I was saddened to read that George Tooker had died Sunday.
I have only just begun to appreciate his work, and that of his circle, and now he has passed, link to NYT obituary.
George Clair Tooker Jr.
b. 5th August 1920
d. 27th March 2011
Described as a Symbolist and a Magic Realist, labels he eschewed ; I find in Tooker’s work ( this is certainly not an original thought ) a strong link to the Renaissance, in particular the work of Piero della Francesca. It is not just his medium, egg tempera, that calls this association to mind, his sensibilities, though decidedly modern, have strong roots in the rich Renaissance tradition, a modernist Neo-Renaissance perhaps.
Pierro della Francesca
St. Sebastian and St. John the Baptist
part of the Windows series, 1950-1960.
Having a strong determination to paint, which was contrary to parental desire, Tooker majored in English Literature at Harvard ( this boy was no slouch) yet continued to paint. His circle included Reginald Marsh, Paul Cadmus ( who introduced Tooker to egg tempera) and Jared French; fine company, tremendous inspiration.
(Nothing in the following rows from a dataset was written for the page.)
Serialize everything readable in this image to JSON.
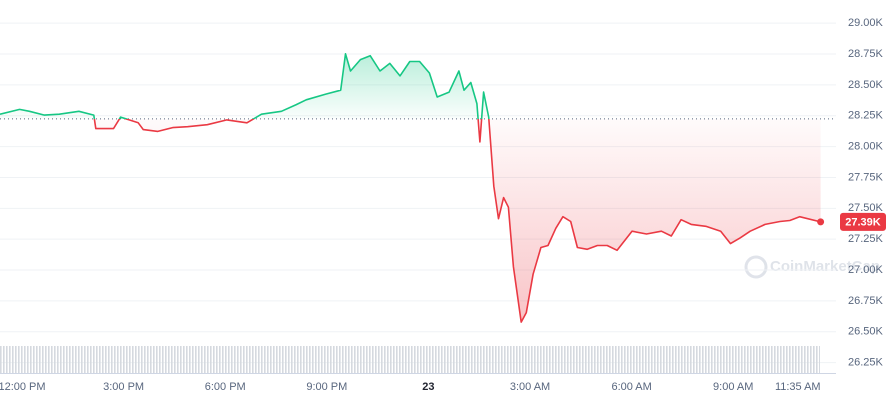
{
  "chart_data": {
    "type": "line",
    "watermark": "CoinMarketCap",
    "baseline": 28225,
    "last_value_label": "27.39K",
    "up_color": "#16c784",
    "down_color": "#ea3943",
    "grid": true,
    "xlim": [
      -0.65,
      24.3
    ],
    "ylim": [
      26130,
      29060
    ],
    "xticks": [
      {
        "value": 0,
        "label": "12:00 PM"
      },
      {
        "value": 3,
        "label": "3:00 PM"
      },
      {
        "value": 6,
        "label": "6:00 PM"
      },
      {
        "value": 9,
        "label": "9:00 PM"
      },
      {
        "value": 12,
        "label": "23"
      },
      {
        "value": 15,
        "label": "3:00 AM"
      },
      {
        "value": 18,
        "label": "6:00 AM"
      },
      {
        "value": 21,
        "label": "9:00 AM"
      },
      {
        "value": 23.58,
        "label": "11:35 AM"
      }
    ],
    "yticks": [
      {
        "value": 29000,
        "label": "29.00K"
      },
      {
        "value": 28750,
        "label": "28.75K"
      },
      {
        "value": 28500,
        "label": "28.50K"
      },
      {
        "value": 28250,
        "label": "28.25K"
      },
      {
        "value": 28000,
        "label": "28.00K"
      },
      {
        "value": 27750,
        "label": "27.75K"
      },
      {
        "value": 27500,
        "label": "27.50K"
      },
      {
        "value": 27250,
        "label": "27.25K"
      },
      {
        "value": 27000,
        "label": "27.00K"
      },
      {
        "value": 26750,
        "label": "26.75K"
      },
      {
        "value": 26500,
        "label": "26.50K"
      },
      {
        "value": 26250,
        "label": "26.25K"
      }
    ],
    "x": [
      -0.65,
      -0.07,
      0.22,
      0.66,
      1.1,
      1.68,
      2.12,
      2.18,
      2.7,
      2.91,
      3.43,
      3.58,
      4.01,
      4.45,
      4.89,
      5.47,
      6.05,
      6.64,
      7.07,
      7.66,
      8.1,
      8.39,
      8.97,
      9.41,
      9.55,
      9.7,
      9.99,
      10.28,
      10.57,
      10.86,
      11.16,
      11.45,
      11.74,
      12.03,
      12.26,
      12.61,
      12.9,
      13.05,
      13.25,
      13.43,
      13.52,
      13.63,
      13.78,
      13.93,
      14.07,
      14.22,
      14.36,
      14.51,
      14.74,
      14.89,
      15.09,
      15.32,
      15.53,
      15.76,
      15.97,
      16.2,
      16.4,
      16.69,
      16.99,
      17.28,
      17.57,
      18.01,
      18.44,
      18.88,
      19.17,
      19.46,
      19.76,
      20.19,
      20.63,
      20.92,
      21.21,
      21.5,
      21.94,
      22.38,
      22.67,
      22.96,
      23.58
    ],
    "values": [
      28262,
      28301,
      28286,
      28255,
      28262,
      28286,
      28255,
      28146,
      28146,
      28239,
      28193,
      28138,
      28123,
      28154,
      28161,
      28177,
      28216,
      28193,
      28262,
      28286,
      28340,
      28379,
      28425,
      28457,
      28752,
      28612,
      28705,
      28736,
      28612,
      28674,
      28573,
      28689,
      28689,
      28596,
      28402,
      28441,
      28612,
      28457,
      28519,
      28348,
      28037,
      28441,
      28239,
      27680,
      27416,
      27587,
      27509,
      27028,
      26578,
      26655,
      26966,
      27183,
      27199,
      27338,
      27432,
      27393,
      27183,
      27168,
      27199,
      27199,
      27160,
      27315,
      27292,
      27315,
      27276,
      27408,
      27370,
      27354,
      27315,
      27214,
      27261,
      27315,
      27370,
      27393,
      27401,
      27432,
      27390
    ]
  }
}
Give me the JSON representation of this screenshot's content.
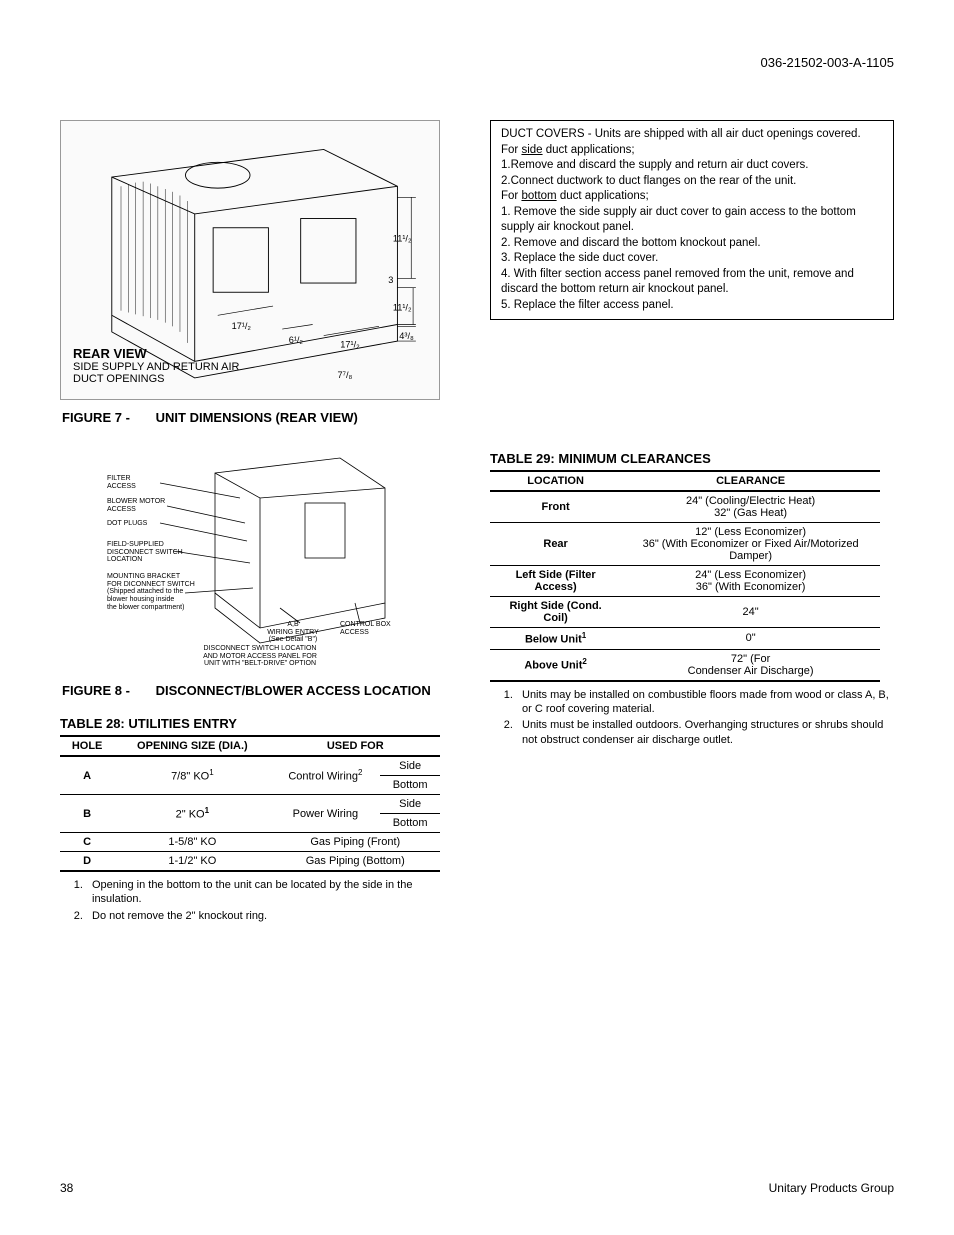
{
  "header": {
    "doc_code": "036-21502-003-A-1105"
  },
  "figure7": {
    "caption_num": "FIGURE 7 -",
    "caption_text": "UNIT DIMENSIONS (REAR VIEW)",
    "title": "REAR VIEW",
    "subtitle1": "SIDE SUPPLY AND RETURN AIR",
    "subtitle2": "DUCT OPENINGS",
    "dims": {
      "d1": "17¹/₂",
      "d2": "6¹/₂",
      "d3": "17¹/₂",
      "d4": "11¹/₂",
      "d5": "11¹/₂",
      "d6": "4³/₈",
      "d7": "7⁷/₈",
      "d8": "3"
    }
  },
  "duct_notes": {
    "intro": "DUCT COVERS - Units are shipped with all air duct openings covered.",
    "side_hdr": "For side duct applications;",
    "side": [
      "Remove and discard the supply and return air duct covers.",
      "Connect ductwork to duct flanges on the rear of the unit."
    ],
    "bottom_hdr": "For bottom duct applications;",
    "bottom": [
      "Remove the side supply air duct cover to gain access to the bottom supply air knockout panel.",
      "Remove and discard the bottom knockout panel.",
      "Replace the side duct cover.",
      "With filter section access panel removed from the unit, remove and discard the bottom return air knockout panel.",
      "Replace the filter access panel."
    ]
  },
  "figure8": {
    "caption_num": "FIGURE 8 -",
    "caption_text": "DISCONNECT/BLOWER ACCESS LOCATION",
    "labels": {
      "filter": "FILTER\nACCESS",
      "blower": "BLOWER MOTOR\nACCESS",
      "dot": "DOT PLUGS",
      "field": "FIELD-SUPPLIED\nDISCONNECT SWITCH\nLOCATION",
      "mount": "MOUNTING BRACKET\nFOR DICONNECT SWITCH\n(Shipped attached to the\nblower housing inside\nthe blower compartment)",
      "ab": "A,B\nWIRING ENTRY\n(See Detail \"B\")",
      "control": "CONTROL BOX\nACCESS",
      "footer": "DISCONNECT SWITCH LOCATION\nAND MOTOR ACCESS PANEL FOR\nUNIT WITH \"BELT-DRIVE\" OPTION"
    }
  },
  "table28": {
    "title": "TABLE 28: UTILITIES ENTRY",
    "headers": [
      "HOLE",
      "OPENING SIZE (DIA.)",
      "USED FOR"
    ],
    "rows": [
      {
        "hole": "A",
        "size": "7/8\" KO",
        "size_sup": "1",
        "use": "Control Wiring",
        "use_sup": "2",
        "sides": [
          "Side",
          "Bottom"
        ]
      },
      {
        "hole": "B",
        "size": "2\" KO",
        "size_sup": "1",
        "use": "Power Wiring",
        "use_sup": "",
        "sides": [
          "Side",
          "Bottom"
        ]
      },
      {
        "hole": "C",
        "size": "1-5/8\" KO",
        "size_sup": "",
        "use": "Gas Piping (Front)",
        "use_sup": "",
        "sides": []
      },
      {
        "hole": "D",
        "size": "1-1/2\" KO",
        "size_sup": "",
        "use": "Gas Piping (Bottom)",
        "use_sup": "",
        "sides": []
      }
    ],
    "footnotes": [
      "Opening in the bottom to the unit can be located by the side in the insulation.",
      "Do not remove the 2\" knockout ring."
    ]
  },
  "table29": {
    "title": "TABLE 29: MINIMUM CLEARANCES",
    "headers": [
      "LOCATION",
      "CLEARANCE"
    ],
    "rows": [
      {
        "loc": "Front",
        "sup": "",
        "clr": "24\" (Cooling/Electric Heat)\n32\" (Gas Heat)"
      },
      {
        "loc": "Rear",
        "sup": "",
        "clr": "12\" (Less Economizer)\n36\" (With Economizer or Fixed Air/Motorized Damper)"
      },
      {
        "loc": "Left Side (Filter Access)",
        "sup": "",
        "clr": "24\" (Less Economizer)\n36\" (With Economizer)"
      },
      {
        "loc": "Right Side (Cond. Coil)",
        "sup": "",
        "clr": "24\""
      },
      {
        "loc": "Below Unit",
        "sup": "1",
        "clr": "0\""
      },
      {
        "loc": "Above Unit",
        "sup": "2",
        "clr": "72\" (For\nCondenser Air Discharge)"
      }
    ],
    "footnotes": [
      "Units may be installed on combustible floors made from wood or class A, B, or C roof covering material.",
      "Units must be installed outdoors.  Overhanging structures or shrubs should not obstruct condenser air discharge outlet."
    ]
  },
  "footer": {
    "page": "38",
    "group": "Unitary Products Group"
  }
}
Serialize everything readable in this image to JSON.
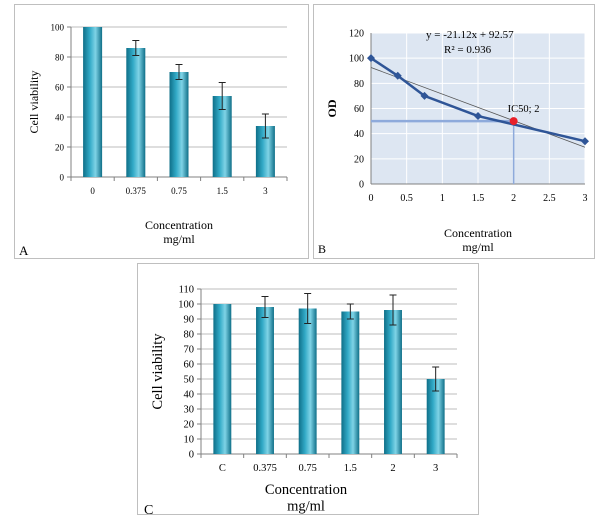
{
  "chart_data": [
    {
      "id": "A",
      "type": "bar",
      "panel_label": "A",
      "categories": [
        "0",
        "0.375",
        "0.75",
        "1.5",
        "3"
      ],
      "values": [
        100,
        86,
        70,
        54,
        34
      ],
      "errors": [
        0,
        5,
        5,
        9,
        8
      ],
      "ylabel": "Cell viability",
      "xlabel": "Concentration",
      "xunit": "mg/ml",
      "ylim": [
        0,
        100
      ],
      "yticks": [
        0,
        20,
        40,
        60,
        80,
        100
      ],
      "grid": true,
      "bar_color": "#31a9c6"
    },
    {
      "id": "B",
      "type": "line",
      "panel_label": "B",
      "x": [
        0,
        0.375,
        0.75,
        1.5,
        3
      ],
      "y": [
        100,
        86,
        70,
        54,
        34
      ],
      "trendline": {
        "slope": -21.12,
        "intercept": 92.57
      },
      "equation": "y = -21.12x + 92.57",
      "r2": "R² = 0.936",
      "ic50": {
        "x": 2,
        "y": 50,
        "label": "IC50; 2"
      },
      "ylabel": "OD",
      "xlabel": "Concentration",
      "xunit": "mg/ml",
      "xlim": [
        0,
        3
      ],
      "ylim": [
        0,
        120
      ],
      "xticks": [
        "0",
        "0.5",
        "1",
        "1.5",
        "2",
        "2.5",
        "3"
      ],
      "yticks": [
        0,
        20,
        40,
        60,
        80,
        100,
        120
      ],
      "grid": true,
      "line_color": "#2f5597",
      "ic50_color": "#e8202a",
      "guide_color": "#8eaadb"
    },
    {
      "id": "C",
      "type": "bar",
      "panel_label": "C",
      "categories": [
        "C",
        "0.375",
        "0.75",
        "1.5",
        "2",
        "3"
      ],
      "values": [
        100,
        98,
        97,
        95,
        96,
        50
      ],
      "errors": [
        0,
        7,
        10,
        5,
        10,
        8
      ],
      "ylabel": "Cell viability",
      "xlabel": "Concentration",
      "xunit": "mg/ml",
      "ylim": [
        0,
        110
      ],
      "yticks": [
        0,
        10,
        20,
        30,
        40,
        50,
        60,
        70,
        80,
        90,
        100,
        110
      ],
      "grid": true,
      "bar_color": "#31a9c6"
    }
  ]
}
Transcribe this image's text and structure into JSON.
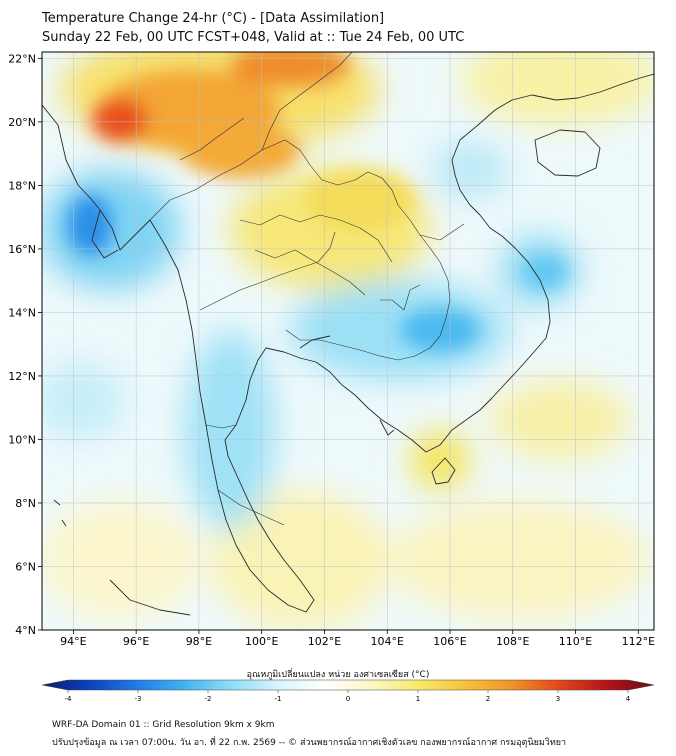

Difficult to ignore a certain resemblance.
Perhaps his most disturbing portrait is Children and Spastics , three effeminate men being pummeled by little monsters. Was this mocking? empathetic? or merely an observation?
It is striking, and quite modern.
Children and Spastics
Museum of Contemporary Art
I was first drawn to Tookers work due to the following image, it is easy to understand my attraction.
Difficult to ignore the Pieta reference.
As I mentioned with the earlier image, Tooker created a series, Windows, during the 50’s and 60’s; comely Puerto Rican neighbors being his inspiration.
After his longtime partner the painter William Christopher died in 1973 ( they had met in ’49, quite a commitment ), Tooker was understandably devastated. He followed a path I can sympathize with, he found comfort in the arms of the Mother Church, and moved to Vermont. Seems quite sensible.
The following link is a recent interview he gave to Vermont Public Radio, it’s a treat to hear his thoughts.
sourced from the New York Times
I found a rather complete gallery of Tooker’s work, unfortunately much isn’t titled or dated, but the images are ravishing.
It is a great loss, we will miss out on new Tooker paintings, mysterious, gorgeous work; fortunately he left a large body of work to absorb, contemplate and enjoy.